Jeffrey and I recently watched the acclaimed Ken Burns’ documentary, The Civil War. This nine-part series takes a detailed, critical look at the death and destruction that consumed our country during the four-year war through the lens of personal memoirs of different people from all walks of life. It was fascinating. As interesting as the documentary was, however, it was even more devastating and disturbing. Many of you may know that I’m a pacifist. The violence of war and of slavery are viscerally and physically sickening to me. The hatred and depth of racial discrimination is almost more than I can bear to consider.
Not long after we finished the documentary, we watched Lee Daniel’s The Butler, a fictional story (based loosely on a true story) that chronicles the life of a man who was born in Georgia in the 1920s into a sharecropping family (really something that was closer to slavery than any of the cooperation implied by “share”) and then saw his father casually murdered without provocation by the landowner. The protagonist eventually came to be a butler in the White House, from which vantage point he saw the turbulent civil rights movement span eight presidencies.
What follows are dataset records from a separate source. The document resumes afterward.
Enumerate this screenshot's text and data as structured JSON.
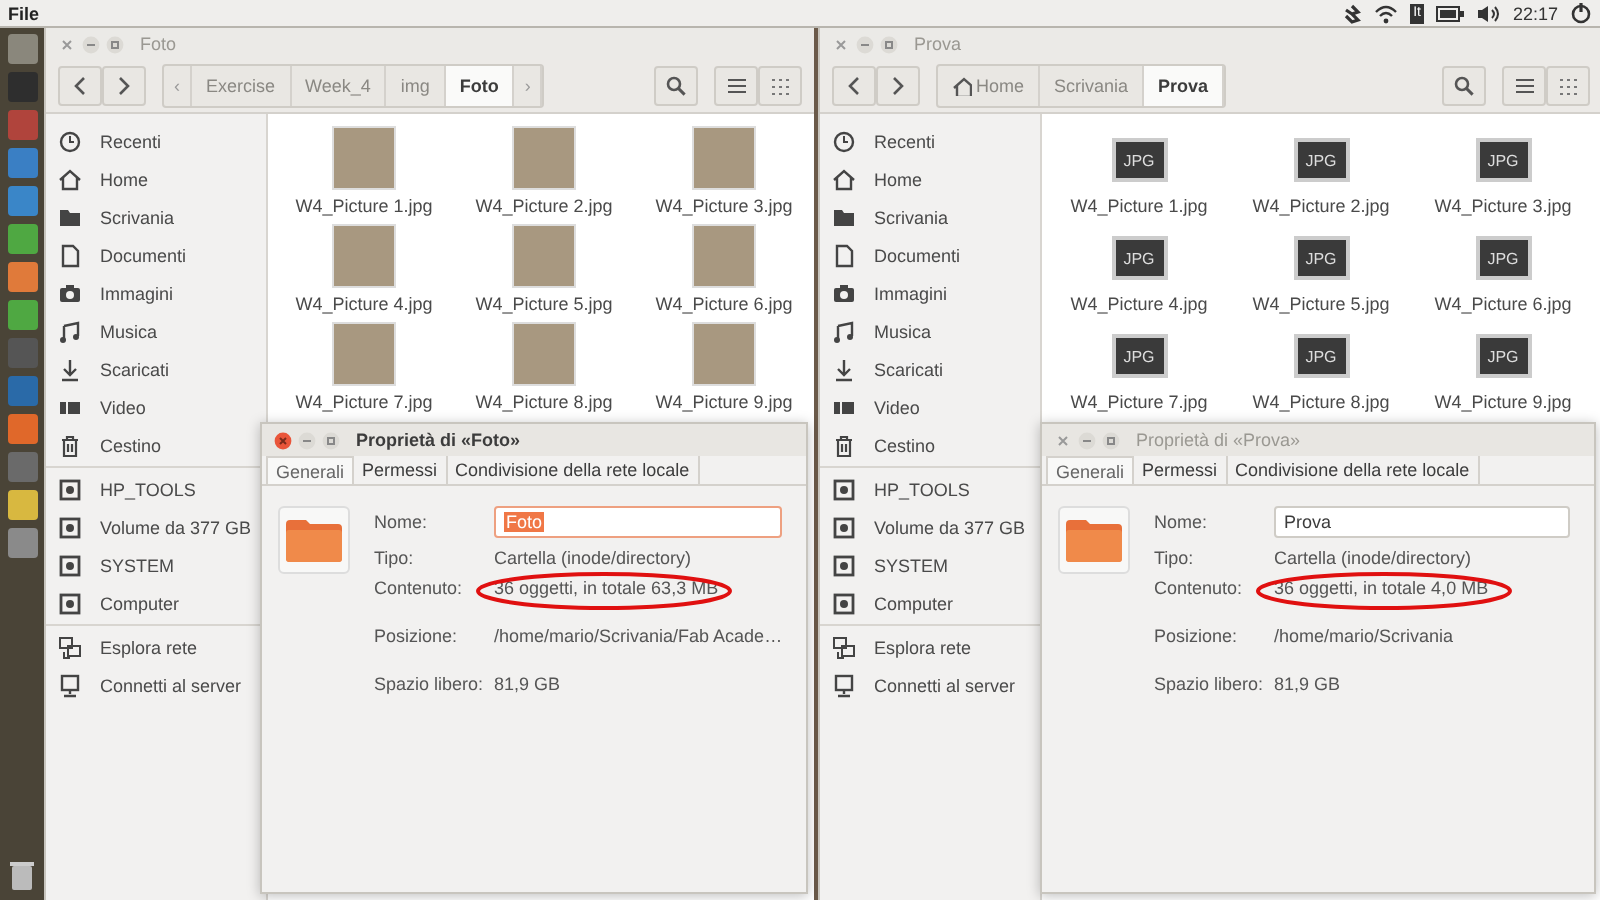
{
  "top_bar": {
    "menu": "File",
    "keyboard": "It",
    "clock": "22:17"
  },
  "launcher": [
    {
      "color": "#8a877c"
    },
    {
      "color": "#2e2e2e"
    },
    {
      "color": "#b0443c"
    },
    {
      "color": "#3a7fc4"
    },
    {
      "color": "#3a86c8"
    },
    {
      "color": "#4fa842"
    },
    {
      "color": "#e07a3a"
    },
    {
      "color": "#4fa842"
    },
    {
      "color": "#555555"
    },
    {
      "color": "#2a6aa8"
    },
    {
      "color": "#e0682a"
    },
    {
      "color": "#6a6a6a"
    },
    {
      "color": "#d8b840"
    },
    {
      "color": "#8a8a8a"
    }
  ],
  "windows": [
    {
      "title": "Foto",
      "scroll_left": "‹",
      "scroll_right": "›",
      "path": [
        {
          "label": "Exercise",
          "kind": "text",
          "selected": false
        },
        {
          "label": "Week_4",
          "kind": "text",
          "selected": false
        },
        {
          "label": "img",
          "kind": "text",
          "selected": false
        },
        {
          "label": "Foto",
          "kind": "text",
          "selected": true
        }
      ],
      "sidebar": [
        [
          {
            "label": "Recenti",
            "kind": "recent"
          },
          {
            "label": "Home",
            "kind": "home"
          },
          {
            "label": "Scrivania",
            "kind": "folder"
          },
          {
            "label": "Documenti",
            "kind": "document"
          },
          {
            "label": "Immagini",
            "kind": "camera"
          },
          {
            "label": "Musica",
            "kind": "music"
          },
          {
            "label": "Scaricati",
            "kind": "download"
          },
          {
            "label": "Video",
            "kind": "video"
          },
          {
            "label": "Cestino",
            "kind": "trash"
          }
        ],
        [
          {
            "label": "HP_TOOLS",
            "kind": "drive"
          },
          {
            "label": "Volume da 377 GB",
            "kind": "drive"
          },
          {
            "label": "SYSTEM",
            "kind": "drive"
          },
          {
            "label": "Computer",
            "kind": "drive"
          }
        ],
        [
          {
            "label": "Esplora rete",
            "kind": "network"
          },
          {
            "label": "Connetti al server",
            "kind": "server"
          }
        ]
      ],
      "files": [
        {
          "name": "W4_Picture 1.jpg",
          "kind": "photo"
        },
        {
          "name": "W4_Picture 2.jpg",
          "kind": "photo"
        },
        {
          "name": "W4_Picture 3.jpg",
          "kind": "photo"
        },
        {
          "name": "W4_Picture 4.jpg",
          "kind": "photo"
        },
        {
          "name": "W4_Picture 5.jpg",
          "kind": "photo"
        },
        {
          "name": "W4_Picture 6.jpg",
          "kind": "photo"
        },
        {
          "name": "W4_Picture 7.jpg",
          "kind": "photo"
        },
        {
          "name": "W4_Picture 8.jpg",
          "kind": "photo"
        },
        {
          "name": "W4_Picture 9.jpg",
          "kind": "photo"
        }
      ],
      "dialog": {
        "title": "Proprietà di «Foto»",
        "active": true,
        "tabs": [
          {
            "label": "Generali",
            "selected": true
          },
          {
            "label": "Permessi",
            "selected": false
          },
          {
            "label": "Condivisione della rete locale",
            "selected": false
          }
        ],
        "groups": [
          [
            {
              "label": "Nome:",
              "value": "Foto",
              "kind": "input",
              "focused": true
            },
            {
              "label": "Tipo:",
              "value": "Cartella (inode/directory)",
              "kind": "text"
            },
            {
              "label": "Contenuto:",
              "value": "36 oggetti, in totale 63,3 MB",
              "kind": "text",
              "circled": true
            }
          ],
          [
            {
              "label": "Posizione:",
              "value": "/home/mario/Scrivania/Fab Acade…",
              "kind": "text"
            }
          ],
          [
            {
              "label": "Spazio libero:",
              "value": "81,9 GB",
              "kind": "text"
            }
          ]
        ]
      }
    },
    {
      "title": "Prova",
      "path": [
        {
          "label": "Home",
          "kind": "home",
          "selected": false
        },
        {
          "label": "Scrivania",
          "kind": "text",
          "selected": false
        },
        {
          "label": "Prova",
          "kind": "text",
          "selected": true
        }
      ],
      "sidebar": [
        [
          {
            "label": "Recenti",
            "kind": "recent"
          },
          {
            "label": "Home",
            "kind": "home"
          },
          {
            "label": "Scrivania",
            "kind": "folder"
          },
          {
            "label": "Documenti",
            "kind": "document"
          },
          {
            "label": "Immagini",
            "kind": "camera"
          },
          {
            "label": "Musica",
            "kind": "music"
          },
          {
            "label": "Scaricati",
            "kind": "download"
          },
          {
            "label": "Video",
            "kind": "video"
          },
          {
            "label": "Cestino",
            "kind": "trash"
          }
        ],
        [
          {
            "label": "HP_TOOLS",
            "kind": "drive"
          },
          {
            "label": "Volume da 377 GB",
            "kind": "drive"
          },
          {
            "label": "SYSTEM",
            "kind": "drive"
          },
          {
            "label": "Computer",
            "kind": "drive"
          }
        ],
        [
          {
            "label": "Esplora rete",
            "kind": "network"
          },
          {
            "label": "Connetti al server",
            "kind": "server"
          }
        ]
      ],
      "files": [
        {
          "name": "W4_Picture 1.jpg",
          "kind": "jpg",
          "badge": "JPG"
        },
        {
          "name": "W4_Picture 2.jpg",
          "kind": "jpg",
          "badge": "JPG"
        },
        {
          "name": "W4_Picture 3.jpg",
          "kind": "jpg",
          "badge": "JPG"
        },
        {
          "name": "W4_Picture 4.jpg",
          "kind": "jpg",
          "badge": "JPG"
        },
        {
          "name": "W4_Picture 5.jpg",
          "kind": "jpg",
          "badge": "JPG"
        },
        {
          "name": "W4_Picture 6.jpg",
          "kind": "jpg",
          "badge": "JPG"
        },
        {
          "name": "W4_Picture 7.jpg",
          "kind": "jpg",
          "badge": "JPG"
        },
        {
          "name": "W4_Picture 8.jpg",
          "kind": "jpg",
          "badge": "JPG"
        },
        {
          "name": "W4_Picture 9.jpg",
          "kind": "jpg",
          "badge": "JPG"
        }
      ],
      "dialog": {
        "title": "Proprietà di «Prova»",
        "active": false,
        "tabs": [
          {
            "label": "Generali",
            "selected": true
          },
          {
            "label": "Permessi",
            "selected": false
          },
          {
            "label": "Condivisione della rete locale",
            "selected": false
          }
        ],
        "groups": [
          [
            {
              "label": "Nome:",
              "value": "Prova",
              "kind": "input",
              "focused": false
            },
            {
              "label": "Tipo:",
              "value": "Cartella (inode/directory)",
              "kind": "text"
            },
            {
              "label": "Contenuto:",
              "value": "36 oggetti, in totale 4,0 MB",
              "kind": "text",
              "circled": true
            }
          ],
          [
            {
              "label": "Posizione:",
              "value": "/home/mario/Scrivania",
              "kind": "text"
            }
          ],
          [
            {
              "label": "Spazio libero:",
              "value": "81,9 GB",
              "kind": "text"
            }
          ]
        ]
      }
    }
  ]
}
As I lay awake one night after having watched these two pieces, I was struck by the recentness of it all. We live in a world where we have video – video! – of Civil War veterans speaking and shaking hands over the memorialized battle line at Gettysburg. Men who fought in the Civil War lived in our modern age! We live in a world where a person born into what amounted to slavery – a world where black men could be killed by white men without consequence – could live through times of sit-ins, freedom rides, school integration, and countless acts (seen and unseen) of prejudice-motivated violence to see a black man become president!
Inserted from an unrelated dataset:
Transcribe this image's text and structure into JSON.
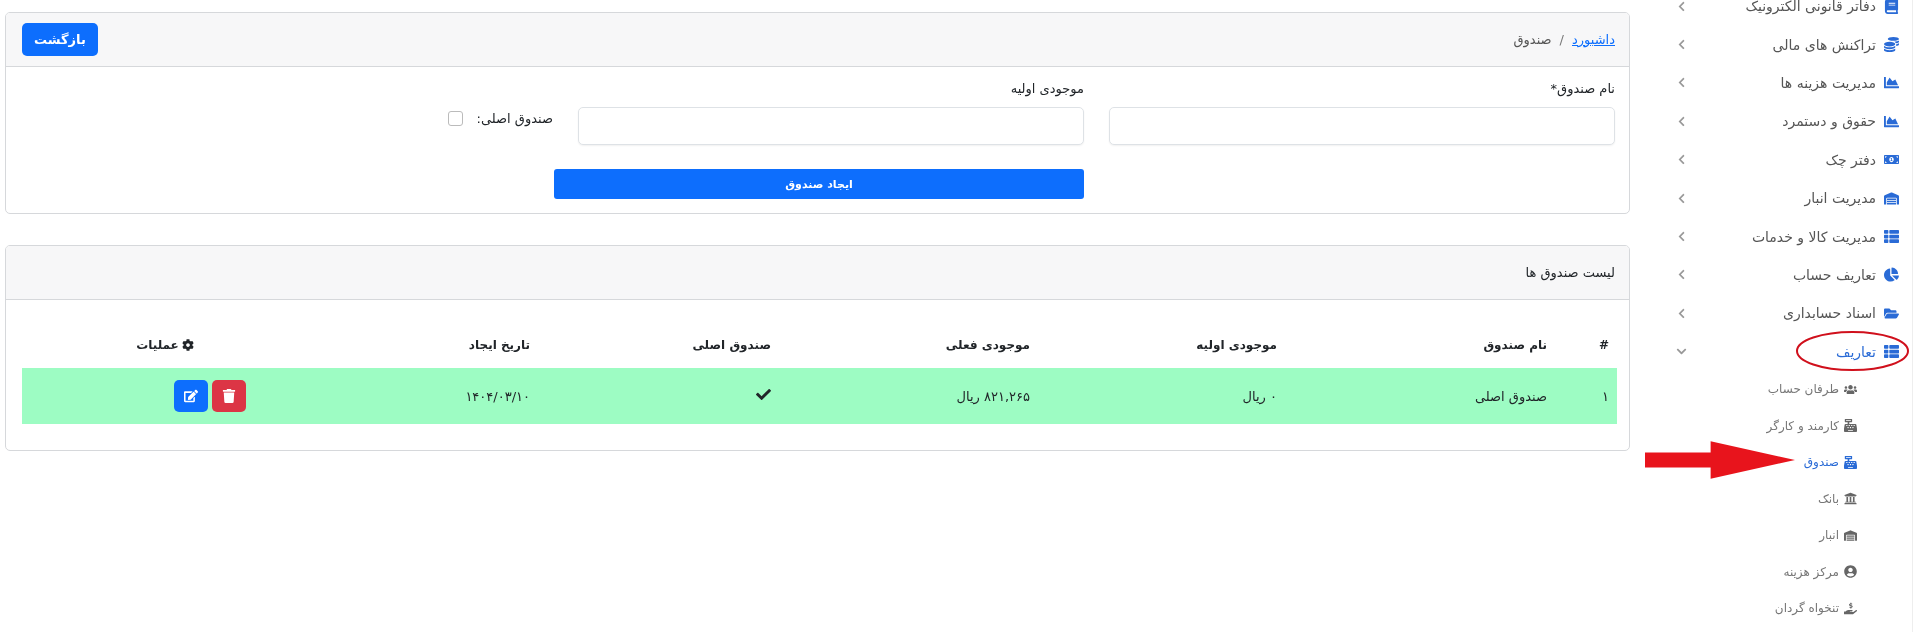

It hurt me more, somehow, to realize how recent all of it is. I found myself longing to live in some distant land without a recent history of violence and racial discrimination and oppression. I didn’t want any of these bloody wars or any of the racial turmoil to be part of the past or, more precisely, the present, of the country in which I live. I thought of maybe Sweden or Norway, mostly because I don’t know much about either of those countries, and thought maybe that was because terrible things hadn’t happened there (history isn’t really my thing). Guess what: even the Swedes and Norwegians have had (and still have) their violence and racial rifts.
What I’m really longing for is not an area of land bound by imaginary lines that only exist on a map. What I’m longing for is for God’s Kingdom to be here in its entirety. It’s already here, but not yet fully. I’m longing for it to be fully present and realized.
Deron’s been reminding us that, in this season of Epiphany, we are celebrating the manifesting of Jesus as the Son of God. One of the ways we’re called to celebrate is by showing the world that the Prince of Peace is here! The King – who forsook everything for all peoples, for all times – reigns! We are to be light in the darkness around us – the darkness of our country’s past and the darkness of our present realities of continuing hatred and violence. Let us strive to be lights of the peace and the love of Christ together, ‘til Kingdom come (fully).